Kampf gegen das Fieber am Gletscher
„Unsere Kinder werden die Gletscher als Erwachsene so nicht mehr erleben.“
Sara und Benni Nußbaumer, deutsche Urlauber aus Rheinland-Pfalz, haben das Naturwunder der Dachsteingletscher mit ihren beiden kleinen Söhnen Simon (2) und Jonas (4) ganz bewusst gewählt. Hunderten anderen Ausflugsgästen und Bergwanderern, die an diesem sonnigen Juli-Tag in 2700 Metern Seehöhe durch den sulzigen Schnee auf den Gletschern herumstapfen, ist wohl die Tragödie um das Naturschauspiel, das sich hier abspielt, nicht so bewusst.
Ausgelastete Dachstein-Gondeln bringen die Urlauber in die Winteridylle direkt an der steirisch-oberösterreichischen Grenze. Sechs Grad am Sommermorgen sind ob der wärmenden Sonne erträglich. Dohlen tanzen im Wind und suchen auf der Restaurant-Terrasse nach Futter.
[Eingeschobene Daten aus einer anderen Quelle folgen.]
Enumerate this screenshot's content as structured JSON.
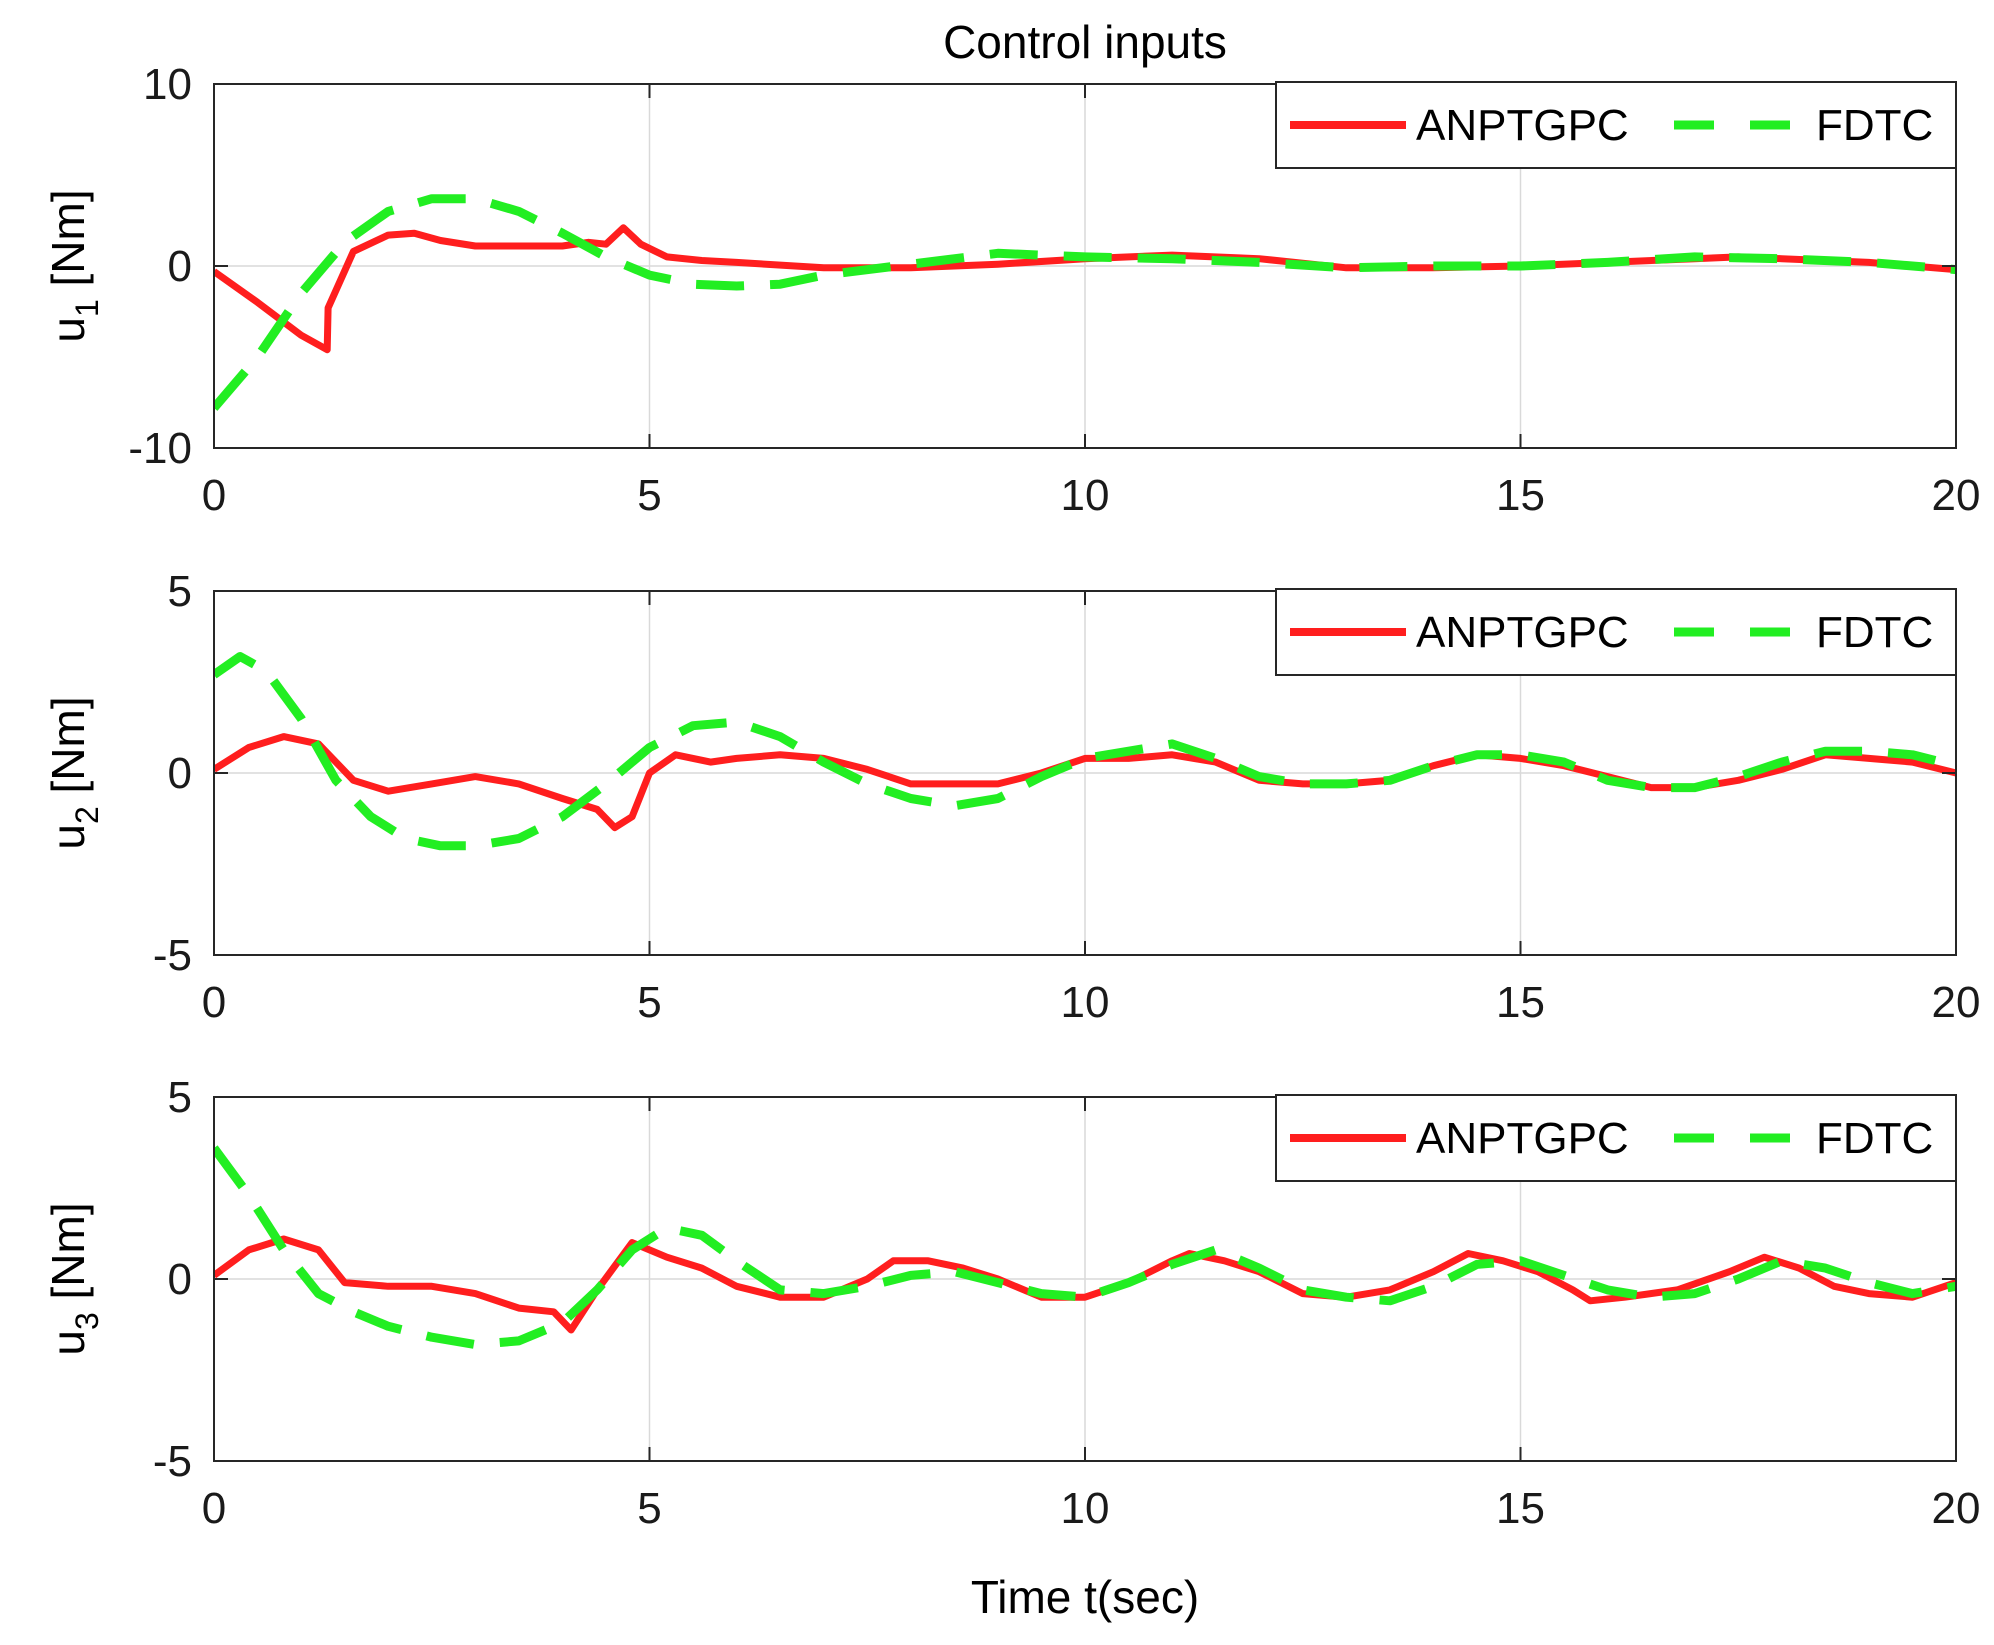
{
  "colors": {
    "anptgpc": "#ff1e1e",
    "fdtc": "#22ee22",
    "grid": "#d9d9d9",
    "axis": "#262626"
  },
  "chart_data": [
    {
      "type": "line",
      "title": "Control inputs",
      "ylabel_main": "u",
      "ylabel_sub": "1",
      "ylabel_unit": "[Nm]",
      "xlabel": "",
      "xlim": [
        0,
        20
      ],
      "ylim": [
        -10,
        10
      ],
      "xticks": [
        0,
        5,
        10,
        15,
        20
      ],
      "yticks": [
        -10,
        0,
        10
      ],
      "xtick_labels": [
        "0",
        "5",
        "10",
        "15",
        "20"
      ],
      "ytick_labels": [
        "-10",
        "0",
        "10"
      ],
      "grid": true,
      "legend": {
        "position": "top-right",
        "entries": [
          "ANPTGPC",
          "FDTC"
        ]
      },
      "series": [
        {
          "name": "ANPTGPC",
          "style": "solid",
          "x": [
            0,
            0.5,
            1.0,
            1.3,
            1.31,
            1.6,
            2.0,
            2.3,
            2.6,
            3.0,
            3.5,
            4.0,
            4.3,
            4.5,
            4.7,
            4.9,
            5.2,
            5.6,
            6.0,
            7.0,
            8.0,
            9.0,
            10.0,
            11.0,
            12.0,
            13.0,
            14.0,
            15.0,
            16.0,
            17.0,
            17.5,
            18.0,
            19.0,
            20.0
          ],
          "y": [
            -0.3,
            -2.0,
            -3.8,
            -4.6,
            -2.3,
            0.8,
            1.7,
            1.8,
            1.4,
            1.1,
            1.1,
            1.1,
            1.3,
            1.2,
            2.1,
            1.2,
            0.5,
            0.3,
            0.2,
            -0.1,
            -0.1,
            0.1,
            0.4,
            0.6,
            0.4,
            -0.1,
            -0.1,
            0.0,
            0.2,
            0.4,
            0.5,
            0.4,
            0.2,
            -0.2
          ]
        },
        {
          "name": "FDTC",
          "style": "dashed",
          "x": [
            0,
            0.5,
            1.0,
            1.5,
            2.0,
            2.5,
            3.0,
            3.5,
            4.0,
            4.5,
            5.0,
            5.5,
            6.0,
            6.5,
            7.0,
            8.0,
            9.0,
            10.0,
            11.0,
            12.0,
            13.0,
            14.0,
            15.0,
            16.0,
            17.0,
            18.0,
            19.0,
            20.0
          ],
          "y": [
            -7.8,
            -5.0,
            -1.5,
            1.3,
            3.0,
            3.7,
            3.7,
            3.0,
            1.8,
            0.5,
            -0.5,
            -1.0,
            -1.1,
            -1.0,
            -0.5,
            0.1,
            0.7,
            0.5,
            0.4,
            0.2,
            -0.1,
            0.0,
            0.0,
            0.2,
            0.5,
            0.4,
            0.2,
            -0.2
          ]
        }
      ]
    },
    {
      "type": "line",
      "ylabel_main": "u",
      "ylabel_sub": "2",
      "ylabel_unit": "[Nm]",
      "xlabel": "",
      "xlim": [
        0,
        20
      ],
      "ylim": [
        -5,
        5
      ],
      "xticks": [
        0,
        5,
        10,
        15,
        20
      ],
      "yticks": [
        -5,
        0,
        5
      ],
      "xtick_labels": [
        "0",
        "5",
        "10",
        "15",
        "20"
      ],
      "ytick_labels": [
        "-5",
        "0",
        "5"
      ],
      "grid": true,
      "legend": {
        "position": "top-right",
        "entries": [
          "ANPTGPC",
          "FDTC"
        ]
      },
      "series": [
        {
          "name": "ANPTGPC",
          "style": "solid",
          "x": [
            0,
            0.4,
            0.8,
            1.2,
            1.6,
            2.0,
            2.5,
            3.0,
            3.5,
            4.0,
            4.4,
            4.6,
            4.8,
            5.0,
            5.3,
            5.7,
            6.0,
            6.5,
            7.0,
            7.5,
            8.0,
            8.5,
            9.0,
            9.5,
            10.0,
            10.5,
            11.0,
            11.5,
            12.0,
            12.5,
            13.0,
            13.5,
            14.0,
            14.5,
            15.0,
            15.5,
            16.0,
            16.5,
            17.0,
            17.5,
            18.0,
            18.5,
            19.0,
            19.5,
            20.0
          ],
          "y": [
            0.1,
            0.7,
            1.0,
            0.8,
            -0.2,
            -0.5,
            -0.3,
            -0.1,
            -0.3,
            -0.7,
            -1.0,
            -1.5,
            -1.2,
            0.0,
            0.5,
            0.3,
            0.4,
            0.5,
            0.4,
            0.1,
            -0.3,
            -0.3,
            -0.3,
            0.0,
            0.4,
            0.4,
            0.5,
            0.3,
            -0.2,
            -0.3,
            -0.3,
            -0.2,
            0.2,
            0.5,
            0.4,
            0.2,
            -0.1,
            -0.4,
            -0.4,
            -0.2,
            0.1,
            0.5,
            0.4,
            0.3,
            0.0
          ]
        },
        {
          "name": "FDTC",
          "style": "dashed",
          "x": [
            0,
            0.3,
            0.6,
            1.0,
            1.4,
            1.8,
            2.2,
            2.6,
            3.0,
            3.5,
            4.0,
            4.5,
            5.0,
            5.5,
            6.0,
            6.5,
            7.0,
            7.5,
            8.0,
            8.5,
            9.0,
            9.5,
            10.0,
            10.5,
            11.0,
            11.5,
            12.0,
            12.5,
            13.0,
            13.5,
            14.0,
            14.5,
            15.0,
            15.5,
            16.0,
            16.5,
            17.0,
            17.5,
            18.0,
            18.5,
            19.0,
            19.5,
            20.0
          ],
          "y": [
            2.7,
            3.2,
            2.8,
            1.5,
            -0.2,
            -1.2,
            -1.8,
            -2.0,
            -2.0,
            -1.8,
            -1.2,
            -0.3,
            0.7,
            1.3,
            1.4,
            1.0,
            0.3,
            -0.3,
            -0.7,
            -0.9,
            -0.7,
            -0.1,
            0.4,
            0.6,
            0.8,
            0.4,
            -0.1,
            -0.3,
            -0.3,
            -0.2,
            0.2,
            0.5,
            0.5,
            0.3,
            -0.2,
            -0.4,
            -0.4,
            -0.1,
            0.3,
            0.6,
            0.6,
            0.5,
            0.2
          ]
        }
      ]
    },
    {
      "type": "line",
      "ylabel_main": "u",
      "ylabel_sub": "3",
      "ylabel_unit": "[Nm]",
      "xlabel": "Time t(sec)",
      "xlim": [
        0,
        20
      ],
      "ylim": [
        -5,
        5
      ],
      "xticks": [
        0,
        5,
        10,
        15,
        20
      ],
      "yticks": [
        -5,
        0,
        5
      ],
      "xtick_labels": [
        "0",
        "5",
        "10",
        "15",
        "20"
      ],
      "ytick_labels": [
        "-5",
        "0",
        "5"
      ],
      "grid": true,
      "legend": {
        "position": "top-right",
        "entries": [
          "ANPTGPC",
          "FDTC"
        ]
      },
      "series": [
        {
          "name": "ANPTGPC",
          "style": "solid",
          "x": [
            0,
            0.4,
            0.8,
            1.2,
            1.5,
            2.0,
            2.5,
            3.0,
            3.5,
            3.9,
            4.1,
            4.4,
            4.8,
            5.2,
            5.6,
            6.0,
            6.5,
            7.0,
            7.5,
            7.8,
            8.2,
            8.6,
            9.0,
            9.5,
            10.0,
            10.5,
            11.0,
            11.2,
            11.6,
            12.0,
            12.5,
            13.0,
            13.5,
            14.0,
            14.4,
            14.8,
            15.2,
            15.6,
            15.8,
            16.2,
            16.8,
            17.4,
            17.8,
            18.2,
            18.6,
            19.0,
            19.5,
            20.0
          ],
          "y": [
            0.1,
            0.8,
            1.1,
            0.8,
            -0.1,
            -0.2,
            -0.2,
            -0.4,
            -0.8,
            -0.9,
            -1.4,
            -0.3,
            1.0,
            0.6,
            0.3,
            -0.2,
            -0.5,
            -0.5,
            0.0,
            0.5,
            0.5,
            0.3,
            0.0,
            -0.5,
            -0.5,
            -0.1,
            0.5,
            0.7,
            0.5,
            0.2,
            -0.4,
            -0.5,
            -0.3,
            0.2,
            0.7,
            0.5,
            0.2,
            -0.3,
            -0.6,
            -0.5,
            -0.3,
            0.2,
            0.6,
            0.3,
            -0.2,
            -0.4,
            -0.5,
            -0.1
          ]
        },
        {
          "name": "FDTC",
          "style": "dashed",
          "x": [
            0,
            0.4,
            0.8,
            1.2,
            1.6,
            2.0,
            2.5,
            3.0,
            3.5,
            4.0,
            4.4,
            4.8,
            5.2,
            5.6,
            6.0,
            6.5,
            7.0,
            7.5,
            8.0,
            8.5,
            9.0,
            9.5,
            10.0,
            10.5,
            11.0,
            11.5,
            12.0,
            12.5,
            13.0,
            13.5,
            14.0,
            14.5,
            15.0,
            15.5,
            16.0,
            16.5,
            17.0,
            17.5,
            18.0,
            18.5,
            19.0,
            19.5,
            20.0
          ],
          "y": [
            3.6,
            2.3,
            0.8,
            -0.4,
            -0.9,
            -1.3,
            -1.6,
            -1.8,
            -1.7,
            -1.2,
            -0.3,
            0.8,
            1.4,
            1.2,
            0.5,
            -0.3,
            -0.4,
            -0.2,
            0.1,
            0.2,
            -0.1,
            -0.4,
            -0.5,
            -0.1,
            0.4,
            0.8,
            0.3,
            -0.3,
            -0.5,
            -0.6,
            -0.2,
            0.4,
            0.5,
            0.1,
            -0.3,
            -0.5,
            -0.4,
            0.0,
            0.5,
            0.3,
            -0.1,
            -0.4,
            -0.2
          ]
        }
      ]
    }
  ]
}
Am wenige hundert Meter entfernten „Hallstätter Gletscher“ am Weg zum Dachsteingipfel beobachten etliche Besucher die Szenerie mit Sorgenfalten. „In zwei Wochen ist hier der Schnee weg und das blanke Eis da“, sagt „BlueSky“-Meteorologe Klaus Reingruber.
Gletscherprojekt
Mit einer Lanze hat er gerade die vorhandene Schneemasse über dem Eis gemessen. 1,70 Meter sind von der sechs bis sieben Meter hohen Schneefracht aus dem Winter noch übrig. „Da vorne waren es nur noch vierzig Zentimeter. Für den 20. Juli ist das sehr wenig“, so Reingruber. Damit ist zu erwarten, dass auch die heurige Gletscherbilanz im Herbst negativ ausfällt. Seit 1981 ziehen sich die Zungen des „Hallstätter Gletschers“ jährlich um bis zu 40 Meter zurück. 2017 seien es 15 Meter gewesen, erzählt Reingruber Oberösterreichs Umweltlandesrat Rudi Anschober und der Klimatologin Helga Kromp-Kolb.
Veränderung
„Wenn man hier alle vierzehn Tage heraufkommt, bemerkt man die Veränderung mit freiem Auge“, sagt Reingruber. Er ist am Gletscherforschungsprojekt beteiligt, das das Land OÖ und die Energie AG OÖ seit 2006 finanzieren. 17 Beobachtungspegel, täglich automatisch geschossene Fotos und die regelmäßigen Messungen des Schneerestes, der den Gletscher schützen und speisen soll, sorgen für Alarm. „Die Gletscher sind das Fieberthermometer des globalen Klimawandels“, erklärt Anschober. Die Gletscherforschung müsse die Politik endlich zur radikalen Kehrtwende bewegen, fordert er.
Blickt man mit diesem Wissen rundum, zeigt sich der intensive Kampf der Menschen um die Dachstein-Gletscher-Idylle umso deutlicher. Ein dickes weißes Vlies, dass gegen die Sonnenwärme dämmen soll, bedeckt den beliebten „Eispalast“ bei der Bergstation. Eine Zunge des daneben für den Wintersport erschlossenen „Schladminger Gletschers“ ist ebenfalls abgedeckt. Sogar Liftstützen sind weiß umwickelt, um weniger Wärme ins Gletschereis weiterzuleiten. „Ob es hier im Jahr 2050 noch Gletschereis gibt, ist fraglich“, meint Reingruber. Dann werde auch die touristische Infrastruktur infrage gestellt werden, behauptet Kromp-Kolb. „Die Leute kommen wegen des Gletschers herauf“, sagt sie. Die Prognosen der Wissenschaft zum Klimawandel seien eingetroffen, allerdings schneller und brutaler als erwartet.
Wasserreservoir
Das Wegschmelzen der Gletscher wird auch zu wirtschaftlich-gesellschaftlichen Problemen führen. Der Dachstein speist die Trinkwasserressourcen des Salzkammerguts, den Hallstättersee und die Traun. „Mit 16 Wasserkraftwerken ist die Traun unser wesentlichster Fluss“, erklärt Werner Steinecker, Generaldirektor der Energie AG. 600.000 werden in OÖ mit diesem Strom versorgt. Regen, Schneeschmelze und Gletscherwasser sind das wichtigste Betriebskapital.